Все замыслы рухнули, приехал отпрашиваться, а попал в поход. Своим в Вышгороде весть бы дать, но тут же Колот отбросил мысль: сами узнают. Вспомнился брат с племянником, люди мирные, зла не делавшие никому, ведь беззащитных рубили и добро, нажитое годами, из терема вытаскивали. Горе на Отенину семью обрушилось в полной мере, хорошо, хоть не видел брат, как жену насиловали. И вдруг вспомнил Колот её лицо, когда лежала под печенегом, видел тогда, но из-за ярости не взял в толк и сейчас понял, что до сих пор бродит слепым невытравленным зверем та ярость и будет бродить, пока он не отомстит. А старики сколь дён в лесу просидели — ещё посидят. Облизав ложку, посмотрел горячим взором готового к драке зверя в единственный глаз сотенного:
— Так скорее же надо выступать, не то не поспеем печенегов спровадить!
Глава 39
Святослав в суконном вотоле, наброшенном на простую холщовую рубаху, объезжал строй собравшейся дружины. В памяти свежи были суровые лица вятших, что, отбросив всякую почтительность, швыряли ему в лицо обвинения в оставлении родной земли. «Чужой земли ищешь, а своя в раззоре лежит». Спросить бы их, почему рати не собрали вовремя, почему Претич поспешил мир заключить, но знал князь не понаслышке, как им тут пришлось.

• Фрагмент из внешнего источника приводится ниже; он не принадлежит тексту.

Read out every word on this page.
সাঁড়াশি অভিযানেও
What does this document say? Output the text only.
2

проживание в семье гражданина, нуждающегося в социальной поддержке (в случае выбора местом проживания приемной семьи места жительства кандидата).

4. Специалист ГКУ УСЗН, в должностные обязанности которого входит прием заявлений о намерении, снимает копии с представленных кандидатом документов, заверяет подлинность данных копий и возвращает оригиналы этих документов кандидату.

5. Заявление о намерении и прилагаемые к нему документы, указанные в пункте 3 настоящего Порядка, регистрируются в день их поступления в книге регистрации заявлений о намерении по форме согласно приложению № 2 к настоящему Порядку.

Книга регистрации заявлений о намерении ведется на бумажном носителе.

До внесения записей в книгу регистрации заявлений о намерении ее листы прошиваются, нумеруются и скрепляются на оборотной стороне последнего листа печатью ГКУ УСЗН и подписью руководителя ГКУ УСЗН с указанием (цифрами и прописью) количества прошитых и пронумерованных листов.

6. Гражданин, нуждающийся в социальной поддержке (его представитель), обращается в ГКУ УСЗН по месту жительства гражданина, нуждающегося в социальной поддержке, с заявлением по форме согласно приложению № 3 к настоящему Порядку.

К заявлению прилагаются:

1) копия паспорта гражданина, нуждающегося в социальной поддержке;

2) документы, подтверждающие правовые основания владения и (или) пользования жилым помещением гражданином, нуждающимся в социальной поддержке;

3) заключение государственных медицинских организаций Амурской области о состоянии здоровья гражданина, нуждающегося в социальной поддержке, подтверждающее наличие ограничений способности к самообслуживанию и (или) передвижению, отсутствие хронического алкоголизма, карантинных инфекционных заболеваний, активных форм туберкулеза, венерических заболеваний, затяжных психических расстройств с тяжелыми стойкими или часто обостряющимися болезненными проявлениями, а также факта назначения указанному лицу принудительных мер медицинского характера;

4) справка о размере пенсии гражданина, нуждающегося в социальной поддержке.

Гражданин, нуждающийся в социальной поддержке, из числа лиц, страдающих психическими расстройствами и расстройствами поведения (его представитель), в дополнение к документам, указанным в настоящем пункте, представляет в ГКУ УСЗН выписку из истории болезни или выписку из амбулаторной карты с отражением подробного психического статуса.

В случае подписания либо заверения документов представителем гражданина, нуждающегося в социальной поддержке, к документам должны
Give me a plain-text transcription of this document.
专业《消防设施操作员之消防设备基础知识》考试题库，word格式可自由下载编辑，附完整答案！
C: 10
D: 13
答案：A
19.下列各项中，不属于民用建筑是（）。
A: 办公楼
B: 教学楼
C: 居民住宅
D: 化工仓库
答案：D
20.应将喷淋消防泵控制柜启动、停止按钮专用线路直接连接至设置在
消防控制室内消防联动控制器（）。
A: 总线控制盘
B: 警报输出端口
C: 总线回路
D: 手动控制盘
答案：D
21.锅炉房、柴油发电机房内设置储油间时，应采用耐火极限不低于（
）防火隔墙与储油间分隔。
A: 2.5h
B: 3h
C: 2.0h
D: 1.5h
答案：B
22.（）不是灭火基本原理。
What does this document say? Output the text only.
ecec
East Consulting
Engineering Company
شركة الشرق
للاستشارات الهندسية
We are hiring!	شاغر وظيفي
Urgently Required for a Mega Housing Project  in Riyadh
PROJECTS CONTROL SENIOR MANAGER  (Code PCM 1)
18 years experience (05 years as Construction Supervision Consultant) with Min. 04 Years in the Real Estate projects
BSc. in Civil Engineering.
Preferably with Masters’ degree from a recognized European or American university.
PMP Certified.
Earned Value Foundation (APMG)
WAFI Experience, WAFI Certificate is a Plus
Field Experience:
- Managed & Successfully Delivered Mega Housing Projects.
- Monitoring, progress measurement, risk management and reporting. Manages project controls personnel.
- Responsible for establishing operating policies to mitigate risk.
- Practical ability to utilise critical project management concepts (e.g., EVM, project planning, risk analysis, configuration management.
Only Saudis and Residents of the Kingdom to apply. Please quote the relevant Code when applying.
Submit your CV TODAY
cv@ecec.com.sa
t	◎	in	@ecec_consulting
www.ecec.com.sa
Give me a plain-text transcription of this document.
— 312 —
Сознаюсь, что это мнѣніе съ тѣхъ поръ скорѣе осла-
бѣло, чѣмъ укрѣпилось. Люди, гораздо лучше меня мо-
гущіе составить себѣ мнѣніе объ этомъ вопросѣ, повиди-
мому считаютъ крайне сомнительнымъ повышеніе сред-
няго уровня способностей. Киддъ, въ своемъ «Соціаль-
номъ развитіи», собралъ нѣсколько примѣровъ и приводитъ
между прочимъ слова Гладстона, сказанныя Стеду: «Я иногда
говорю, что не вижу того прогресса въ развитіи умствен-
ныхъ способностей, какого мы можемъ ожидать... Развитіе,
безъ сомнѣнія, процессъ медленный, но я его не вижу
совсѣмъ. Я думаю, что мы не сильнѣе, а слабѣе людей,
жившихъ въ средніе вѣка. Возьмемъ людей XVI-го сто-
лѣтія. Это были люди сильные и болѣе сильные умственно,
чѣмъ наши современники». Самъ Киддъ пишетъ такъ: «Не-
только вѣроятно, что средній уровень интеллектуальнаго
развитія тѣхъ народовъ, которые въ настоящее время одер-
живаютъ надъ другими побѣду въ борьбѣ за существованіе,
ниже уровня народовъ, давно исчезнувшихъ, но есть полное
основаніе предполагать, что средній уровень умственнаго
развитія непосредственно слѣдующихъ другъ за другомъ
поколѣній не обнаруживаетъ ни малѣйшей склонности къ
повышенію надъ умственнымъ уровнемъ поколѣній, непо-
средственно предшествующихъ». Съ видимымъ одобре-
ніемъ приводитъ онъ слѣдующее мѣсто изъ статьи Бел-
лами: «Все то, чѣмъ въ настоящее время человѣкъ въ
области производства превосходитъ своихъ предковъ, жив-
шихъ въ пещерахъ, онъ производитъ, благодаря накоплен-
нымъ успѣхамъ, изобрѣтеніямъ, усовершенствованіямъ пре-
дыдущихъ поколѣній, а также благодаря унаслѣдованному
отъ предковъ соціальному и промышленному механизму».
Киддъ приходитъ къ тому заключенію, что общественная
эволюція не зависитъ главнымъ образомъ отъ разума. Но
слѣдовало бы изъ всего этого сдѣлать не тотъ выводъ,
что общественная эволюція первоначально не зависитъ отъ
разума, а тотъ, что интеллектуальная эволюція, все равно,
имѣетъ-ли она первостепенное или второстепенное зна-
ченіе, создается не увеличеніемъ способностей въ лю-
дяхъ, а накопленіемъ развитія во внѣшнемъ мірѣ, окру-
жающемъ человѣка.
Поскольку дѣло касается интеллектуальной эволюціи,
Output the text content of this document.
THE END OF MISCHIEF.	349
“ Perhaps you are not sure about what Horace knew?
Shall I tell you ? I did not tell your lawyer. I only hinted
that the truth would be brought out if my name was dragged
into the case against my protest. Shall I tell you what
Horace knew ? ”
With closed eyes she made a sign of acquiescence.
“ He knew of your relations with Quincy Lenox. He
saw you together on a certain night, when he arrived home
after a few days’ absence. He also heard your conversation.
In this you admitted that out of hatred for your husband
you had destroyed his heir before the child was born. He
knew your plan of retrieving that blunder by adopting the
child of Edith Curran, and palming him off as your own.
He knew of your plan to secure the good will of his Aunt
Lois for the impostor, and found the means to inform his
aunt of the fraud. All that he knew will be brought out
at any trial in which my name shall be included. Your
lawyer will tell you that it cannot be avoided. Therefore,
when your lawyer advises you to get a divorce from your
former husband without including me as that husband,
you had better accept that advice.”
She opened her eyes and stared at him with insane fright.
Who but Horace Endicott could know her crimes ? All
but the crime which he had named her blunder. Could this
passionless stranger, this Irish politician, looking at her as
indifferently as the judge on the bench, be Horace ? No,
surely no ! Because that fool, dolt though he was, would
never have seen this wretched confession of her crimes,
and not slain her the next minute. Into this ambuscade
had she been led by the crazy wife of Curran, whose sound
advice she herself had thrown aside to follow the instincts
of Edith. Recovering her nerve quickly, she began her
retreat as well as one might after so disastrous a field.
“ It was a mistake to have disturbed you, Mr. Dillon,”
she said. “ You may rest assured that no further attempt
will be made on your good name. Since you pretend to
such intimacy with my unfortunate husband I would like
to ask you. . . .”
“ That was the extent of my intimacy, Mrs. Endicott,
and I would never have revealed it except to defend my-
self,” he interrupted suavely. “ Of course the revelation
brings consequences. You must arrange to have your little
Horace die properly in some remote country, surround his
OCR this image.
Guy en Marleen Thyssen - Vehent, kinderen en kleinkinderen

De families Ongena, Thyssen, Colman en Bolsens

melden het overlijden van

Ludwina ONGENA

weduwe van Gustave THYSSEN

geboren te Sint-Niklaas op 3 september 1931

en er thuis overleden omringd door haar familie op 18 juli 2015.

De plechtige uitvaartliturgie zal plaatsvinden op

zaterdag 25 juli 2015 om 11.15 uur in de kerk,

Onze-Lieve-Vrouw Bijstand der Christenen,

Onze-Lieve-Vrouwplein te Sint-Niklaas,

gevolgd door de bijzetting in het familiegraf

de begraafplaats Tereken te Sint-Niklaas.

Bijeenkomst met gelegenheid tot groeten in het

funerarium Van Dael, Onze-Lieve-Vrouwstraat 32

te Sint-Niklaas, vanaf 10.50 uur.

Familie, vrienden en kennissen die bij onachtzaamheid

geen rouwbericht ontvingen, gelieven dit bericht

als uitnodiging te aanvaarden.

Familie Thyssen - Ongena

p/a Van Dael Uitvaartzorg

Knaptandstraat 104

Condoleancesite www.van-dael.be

Потому молчал, заходясь алым румянцем, ярея, сжимал и разжимал кулаки. Провалиться бы на время под землю, потом возникнуть и начать жить вновь. Но удел княжеский таков — за всё в ответе: за нахождения ратные, за благо народа, за мор, гуляющий по земле. Мать слегла, не выдержав напряжения тех дней, он не был ещё у неё —- стыдно было, не снёс бы молчаливого укора глаз: «Я же говорила тебе!» Вместо нее распоряжался теперь Ярополк, кого от даней освобождал, кому телка, кому лес в княжеских угодьях — нахождение многих разорило и удоволить надо всех.